The Ravens top two wideouts are Mike Wallace and Breshad Perriman. Wallace is a proven deep threat — the Bills are definitely aware of that — but Perriman is fresh off a 33-catch, 499-yard, three-touchdown 2016. The former first-round pick has the athletic attributes to become a viable option, but at this juncture, neither he nor Wallace are guaranteed to draw No. 1 cornerbacks all game.
Team up with LeSean McCoy
McCoy and Maclin are close friends. McCoy was in Maclin’s wedding just a few months ago. The two were back-to-back selections by the Eagles in 2009 — nice draft, Howie — and emerged as stars together in Philadelphia.
The Bills running back has pulled out all the stops in his recruitment of Maclin.

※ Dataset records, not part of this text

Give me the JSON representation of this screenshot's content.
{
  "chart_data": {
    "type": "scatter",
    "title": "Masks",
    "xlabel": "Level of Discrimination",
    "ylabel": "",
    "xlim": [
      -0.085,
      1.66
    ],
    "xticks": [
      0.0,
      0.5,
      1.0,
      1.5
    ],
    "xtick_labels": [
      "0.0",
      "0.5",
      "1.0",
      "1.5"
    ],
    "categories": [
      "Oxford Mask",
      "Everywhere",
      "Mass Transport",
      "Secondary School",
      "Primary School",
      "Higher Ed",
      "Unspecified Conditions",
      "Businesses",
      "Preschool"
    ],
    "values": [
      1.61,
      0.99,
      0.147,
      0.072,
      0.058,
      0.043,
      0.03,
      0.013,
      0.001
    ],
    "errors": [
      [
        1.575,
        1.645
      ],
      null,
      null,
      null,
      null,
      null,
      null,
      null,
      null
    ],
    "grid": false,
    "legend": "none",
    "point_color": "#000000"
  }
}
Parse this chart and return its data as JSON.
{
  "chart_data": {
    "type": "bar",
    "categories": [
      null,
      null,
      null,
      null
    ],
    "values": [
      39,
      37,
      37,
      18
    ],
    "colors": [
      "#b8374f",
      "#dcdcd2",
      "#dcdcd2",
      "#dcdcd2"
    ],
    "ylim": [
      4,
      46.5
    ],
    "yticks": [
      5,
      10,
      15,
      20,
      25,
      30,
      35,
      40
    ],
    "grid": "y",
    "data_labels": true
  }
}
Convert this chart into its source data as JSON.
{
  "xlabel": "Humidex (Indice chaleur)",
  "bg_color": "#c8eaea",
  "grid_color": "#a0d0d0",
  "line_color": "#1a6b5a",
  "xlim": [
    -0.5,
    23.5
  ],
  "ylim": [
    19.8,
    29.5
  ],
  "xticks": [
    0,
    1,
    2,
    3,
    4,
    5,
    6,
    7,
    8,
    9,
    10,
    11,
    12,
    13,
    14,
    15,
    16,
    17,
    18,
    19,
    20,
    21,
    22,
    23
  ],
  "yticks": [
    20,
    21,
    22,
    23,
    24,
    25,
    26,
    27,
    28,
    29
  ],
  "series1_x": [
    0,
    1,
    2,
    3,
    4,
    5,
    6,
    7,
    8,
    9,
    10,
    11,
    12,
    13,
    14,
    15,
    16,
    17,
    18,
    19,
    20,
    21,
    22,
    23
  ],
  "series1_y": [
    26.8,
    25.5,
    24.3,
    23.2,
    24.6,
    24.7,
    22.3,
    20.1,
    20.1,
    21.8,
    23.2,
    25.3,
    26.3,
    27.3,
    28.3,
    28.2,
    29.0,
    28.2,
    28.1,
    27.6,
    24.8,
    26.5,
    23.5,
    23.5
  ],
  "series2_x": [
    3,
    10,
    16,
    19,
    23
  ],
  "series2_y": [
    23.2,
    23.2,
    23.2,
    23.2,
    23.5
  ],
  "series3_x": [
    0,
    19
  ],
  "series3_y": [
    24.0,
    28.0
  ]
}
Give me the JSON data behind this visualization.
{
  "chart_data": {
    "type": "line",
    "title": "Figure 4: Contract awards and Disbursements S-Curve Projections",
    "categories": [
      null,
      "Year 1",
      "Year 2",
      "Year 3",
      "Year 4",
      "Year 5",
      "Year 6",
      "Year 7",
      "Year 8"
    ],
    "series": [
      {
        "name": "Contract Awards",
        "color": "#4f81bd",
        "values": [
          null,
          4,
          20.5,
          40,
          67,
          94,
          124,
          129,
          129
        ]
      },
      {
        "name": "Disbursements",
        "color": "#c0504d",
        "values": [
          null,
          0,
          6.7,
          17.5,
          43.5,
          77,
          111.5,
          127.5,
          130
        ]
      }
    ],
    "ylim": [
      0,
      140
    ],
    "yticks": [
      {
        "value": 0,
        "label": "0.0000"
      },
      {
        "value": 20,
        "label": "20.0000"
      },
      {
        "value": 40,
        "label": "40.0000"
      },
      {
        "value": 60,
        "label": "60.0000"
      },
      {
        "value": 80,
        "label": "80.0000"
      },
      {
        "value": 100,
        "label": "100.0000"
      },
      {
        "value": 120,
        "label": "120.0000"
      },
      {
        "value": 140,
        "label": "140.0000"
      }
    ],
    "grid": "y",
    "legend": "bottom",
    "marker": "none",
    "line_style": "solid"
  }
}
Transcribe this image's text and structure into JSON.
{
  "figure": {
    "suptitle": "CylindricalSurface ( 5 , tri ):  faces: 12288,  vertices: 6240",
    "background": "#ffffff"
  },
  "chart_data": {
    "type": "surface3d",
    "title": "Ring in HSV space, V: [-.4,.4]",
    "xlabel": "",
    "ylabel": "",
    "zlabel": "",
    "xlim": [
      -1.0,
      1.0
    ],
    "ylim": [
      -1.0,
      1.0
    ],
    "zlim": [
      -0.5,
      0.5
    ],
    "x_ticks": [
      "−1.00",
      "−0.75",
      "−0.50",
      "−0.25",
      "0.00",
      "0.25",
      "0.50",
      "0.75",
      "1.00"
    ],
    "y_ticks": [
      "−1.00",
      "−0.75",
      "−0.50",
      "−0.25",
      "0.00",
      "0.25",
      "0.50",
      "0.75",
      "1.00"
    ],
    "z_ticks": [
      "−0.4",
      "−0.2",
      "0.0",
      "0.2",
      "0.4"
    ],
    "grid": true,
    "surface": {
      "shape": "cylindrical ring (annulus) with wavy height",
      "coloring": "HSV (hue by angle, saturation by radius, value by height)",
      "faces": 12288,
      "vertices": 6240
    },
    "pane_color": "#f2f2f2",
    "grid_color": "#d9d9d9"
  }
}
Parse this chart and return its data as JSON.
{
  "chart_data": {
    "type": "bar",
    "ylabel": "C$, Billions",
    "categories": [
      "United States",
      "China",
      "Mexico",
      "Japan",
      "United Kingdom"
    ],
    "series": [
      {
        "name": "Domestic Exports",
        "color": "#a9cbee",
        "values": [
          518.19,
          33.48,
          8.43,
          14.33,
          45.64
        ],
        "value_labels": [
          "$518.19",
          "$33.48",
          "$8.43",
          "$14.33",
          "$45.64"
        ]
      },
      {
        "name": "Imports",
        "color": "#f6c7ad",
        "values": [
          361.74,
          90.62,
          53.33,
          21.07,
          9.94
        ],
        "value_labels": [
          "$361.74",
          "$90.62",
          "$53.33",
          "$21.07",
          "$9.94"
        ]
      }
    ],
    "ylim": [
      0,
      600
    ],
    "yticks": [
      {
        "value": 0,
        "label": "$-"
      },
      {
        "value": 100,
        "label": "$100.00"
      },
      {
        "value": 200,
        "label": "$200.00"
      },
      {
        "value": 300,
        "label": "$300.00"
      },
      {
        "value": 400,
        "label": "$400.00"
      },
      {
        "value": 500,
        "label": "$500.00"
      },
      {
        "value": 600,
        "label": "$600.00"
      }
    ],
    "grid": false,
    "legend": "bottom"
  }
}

Beyond their friendship, McCoy’s presence should be enticing to Maclin from a production potential angle.
The Bills have had the NFL’s best run game since McCoy arrived in Western New York in 2015. Last year, Buffalo averaged a whopping 5.3 yards per carry, and McCoy had the most efficient season of his career.
Meanwhile, as a team in 2016, the Ravens averaged 4.0 yards per carry, which was the 22nd-best figure in football. In 2015, they averaged 3.9 yards per rush, the 24th-highest in the NFL.
They didn’t draft any running backs, and added Danny Woodhead in free agency. Baltimore did however select two offensive linemen in the 2017 draft in the fourth and fifth round.
Defenses aren’t going to be nearly as afraid playing two deep safeties against the Ravens as they will be against the Bills.
When facing Buffalo, an extra safety or cornerback in the box would mean one less in the secondary for Watkins, Maclin and Co.